<xsl:variable name="html" select="saxon:parse(saxon:base64-to-string(xs:base64(thing)))"/>
<xsl:value-of select="$html/xhtml:body//xhtml:*[local-name() != 'script']/text()" separator=""/>
Saxon's parse() function will fail if you don't direct Saxon (from the command line, or programmatically) to use the TagSoup parser. OTOH, you could resort to Groovy. Put TagSoup on your CLASSPATH, and:
import org.ccil.cowan.tagsoup.*
parser = new Parser()
// TagSoup offers loads of interesting options...check 'em out!
f = new File('C:\\Documents and Settings\\tnassar\\Desktop\\Efficient.html')
As we're reminded here, we can probably do without the namespace declarations. I quote:
- name or "*:name" matches an element named "name" irrespective of the namespace it's in (i.e. this is the default mode of operation)
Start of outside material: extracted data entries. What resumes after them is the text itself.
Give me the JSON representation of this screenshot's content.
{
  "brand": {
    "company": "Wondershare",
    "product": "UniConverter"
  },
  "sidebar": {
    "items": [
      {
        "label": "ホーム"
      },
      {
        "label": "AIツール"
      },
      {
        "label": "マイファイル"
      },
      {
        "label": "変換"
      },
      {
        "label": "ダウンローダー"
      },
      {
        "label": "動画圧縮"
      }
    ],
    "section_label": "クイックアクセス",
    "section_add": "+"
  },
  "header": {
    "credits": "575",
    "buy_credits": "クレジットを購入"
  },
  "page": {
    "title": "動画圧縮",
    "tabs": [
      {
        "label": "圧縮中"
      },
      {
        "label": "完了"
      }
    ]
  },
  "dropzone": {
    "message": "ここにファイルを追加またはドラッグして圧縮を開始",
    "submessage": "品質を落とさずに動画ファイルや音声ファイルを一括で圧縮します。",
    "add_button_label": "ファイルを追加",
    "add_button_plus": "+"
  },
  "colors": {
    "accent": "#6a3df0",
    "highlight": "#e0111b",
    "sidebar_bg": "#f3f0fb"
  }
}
- ":name" matches an element named "name" only id the element is not in a namespace
- "prefix:name" matches an element names "name" only if it is in the namespace identified by the prefix "prefix" (and the prefix to namespace mapping was defined by a previous call to declareNamespace)
html = new XmlSlurper(parser).parse(f).declareNamespace(xhtml: 'http://www.w3.org/1999/xhtml')
html.'xhtml:body'.depthFirst().findAll { it.name() != 'script' }*.text().join('\n')